Trafford Centre owner suffers another major blow as it announces huge write down

Manchester Arndale

The firm which owns the Trafford Centre and the Arndale has suffered another major setback with the announcement that it has posted a huge write-down of its assets with a loss of £1.17bn for 2018.

The company has put the loss down to a revaluation deficit of £1.4bn, which it says is driven by weakening sentiment in the UK retail property investment market, but says it results show a “resilient” performance.

Despite this, the company’s rental income increased by 0.6% over the year.

Intu, which owns shopping centres including Metrocentre in Gateshead, Lakeside in Essex and the Trafford Centre in Manchester, has suffered a dramatic slump in its share price over the past year.

A total of £1.2billion has been wiped off its value following the collapse of two takeover bids.

Rival Hammerson walked away from plans to buy it for £3.4bn and in November Intu suffered a further defeat when a group of investors abandoned a £2.8bn takeover bid.

The collapse of the deal saw the resignation of Intu chief executive David Fischel, who will step down once a replacement is found.

John Strachan, Intu chairman, said: “Intu has had a challenging year with a difficult retail and uncertain economic environment, together with responding to two abortive corporate offers for the company.

“However, our management team has produced a robust operational performance with increased like-for-like net rental income for the fourth consecutive year, 97 per cent occupancy and signed 248 new long-term leases.

“This outcome is testimony to our long-term strategy of investing in our centres and the intu brand, making them different, attractive and exciting so retailers look to our centres as key trading locations.

“Our three core objectives for the year ahead are to continue to deliver strong underlying individual centre performance, continue our strategy of adapting to the changing retail environment and to make smart use of capital.

“We propose to reduce our debt to assets ratio over time back below 50 per cent by further disposals and part-disposals and retaining the cash generated by our activities rather than distributing it as dividend, to enable us to invest in our winning destinations.”

David Fischel, intu Chief Executive, added: “Intu has again delivered a resilient operational performance which demonstrates how our centres differentiate themselves as winning destinations for retailers with their variety and excitement.

“We own and manage many of the best shopping centres, in some of the strongest locations, in the UK and Spain.

“In a difficult year for the whole UK retail real estate sector and with very limited comparable transactional evidence, property valuations declined as sentiment weakened significantly.

“We reported a further three per cent fall in valuations in the final quarter of 2018, additional to the nine per cent fall over the first nine months of the year.

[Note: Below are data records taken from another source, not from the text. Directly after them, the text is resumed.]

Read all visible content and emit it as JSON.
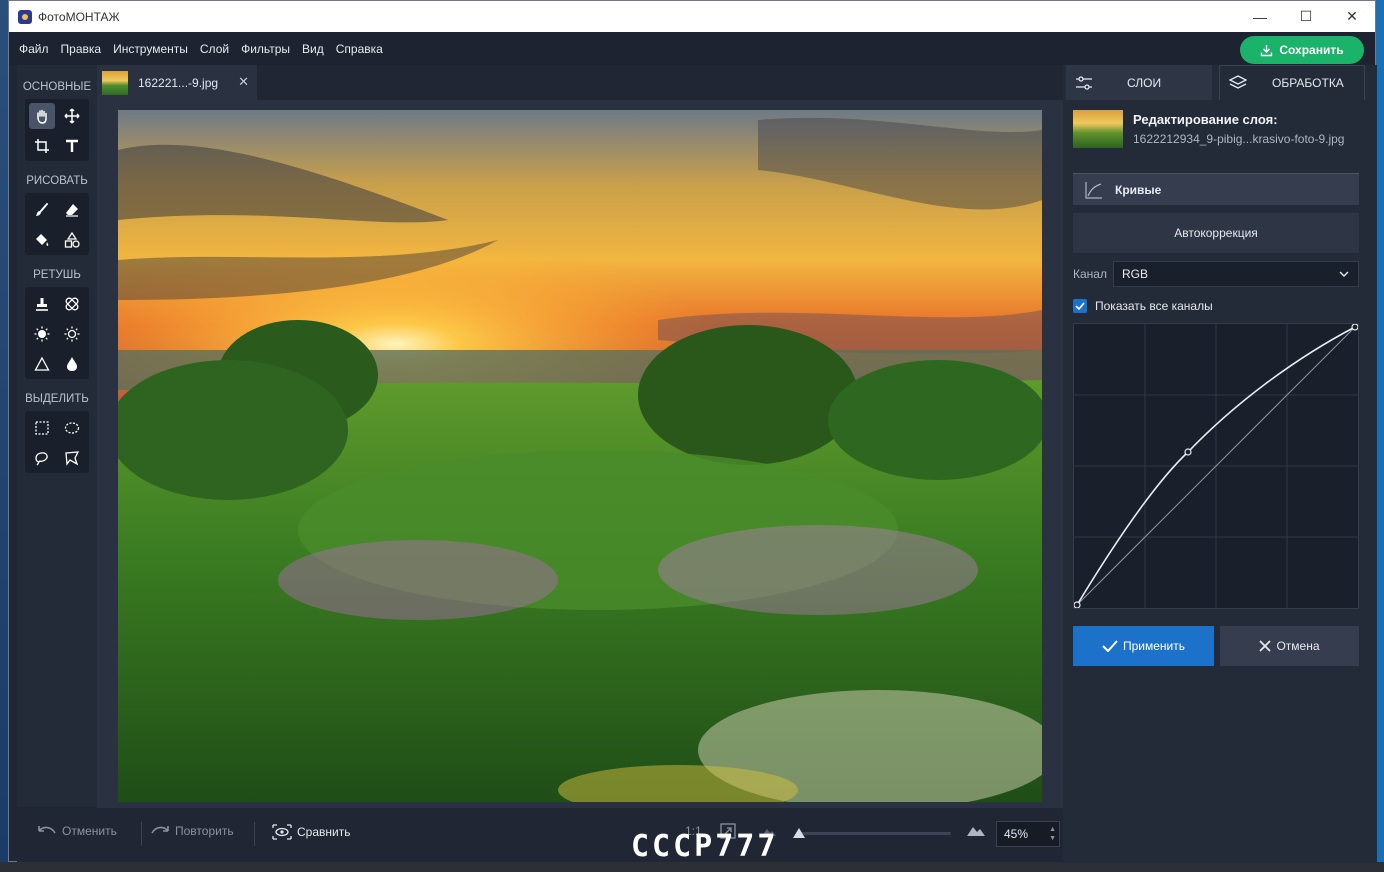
{
  "window": {
    "title": "ФотоМОНТАЖ",
    "minimize": "—",
    "maximize": "☐",
    "close": "✕"
  },
  "menu": [
    "Файл",
    "Правка",
    "Инструменты",
    "Слой",
    "Фильтры",
    "Вид",
    "Справка"
  ],
  "save_button": "Сохранить",
  "toolbar": {
    "sections": [
      "ОСНОВНЫЕ",
      "РИСОВАТЬ",
      "РЕТУШЬ",
      "ВЫДЕЛИТЬ"
    ]
  },
  "document_tab": {
    "label": "162221...-9.jpg",
    "close": "✕"
  },
  "bottom": {
    "undo": "Отменить",
    "redo": "Повторить",
    "compare": "Сравнить",
    "ratio": "1:1",
    "zoom": "45%"
  },
  "watermark": "СССР777",
  "right_panel": {
    "tab_layers": "СЛОИ",
    "tab_processing": "ОБРАБОТКА",
    "layer_title": "Редактирование слоя:",
    "layer_file": "1622212934_9-pibig...krasivo-foto-9.jpg",
    "curves_label": "Кривые",
    "autocorrect_label": "Автокоррекция",
    "channel_label": "Канал",
    "channel_value": "RGB",
    "show_all_channels": "Показать все каналы",
    "apply": "Применить",
    "cancel": "Отмена"
  },
  "colors": {
    "accent_green": "#1bb36a",
    "accent_blue": "#1c72c9",
    "panel_bg": "#232a38"
  }
}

“Although sentiment in the retail sector is at an all-time low, the reality is that around 400 million shoppers visit our centres each year and occupancy is at 97 per cent.

“As some 85 per cent of all retail transactions still touch a physical store, demand from major retailers continues to be positive for our centres.

“New tenants to our centres include Abercrombie & Fitch, Uniqlo, Bershka, and Monki, with established retailers such as Next, Primark, Zara and River Island all upsizing.

“Our tenants invested a record £144 million in their stores over the year, a clear indication that these retailers see great physical space as a key part of a successful multichannel strategy.”

“400 million shoppers visit our centres each year and occupancy is at 97 per cent. As some 85 per cent of all retail transactions still touch a physical store, demand from major retailers continues to be positive for our centres.”

Russ Mould, investment director at Manchester investment firm AJ Bell, said: “What a right mess Intu has got in to.

“Being exposed to the retail sector is a poisoned chalice for property companies at the moment and Intu is in the thick of it with an estate of shopping centres across the UK and Spain.

“The valuation of its properties is declining, which is pushing up its loan-to-value ratio; and shareholders are temporarily being denied a dividend which means it now has a tax liability.

“Real estate investment trusts (REITs) are exempt from corporation tax but are forced to distribute at least 90% of taxable profits as dividends. Intu’s decision not to pay a final dividend for 2018 means it will incur corporate tax payable at 19%.

“The company is trying to sell assets and has received some unsolicited offers for properties in Spain.

“Selling assets into a weak market shows how desperate it is. Any buyer would have the upper hand in pricing negotiations.

“In time Intu could emerge a leaner business, but for now it will have to keep taking the headache tablets and do its best to survive the turmoil.”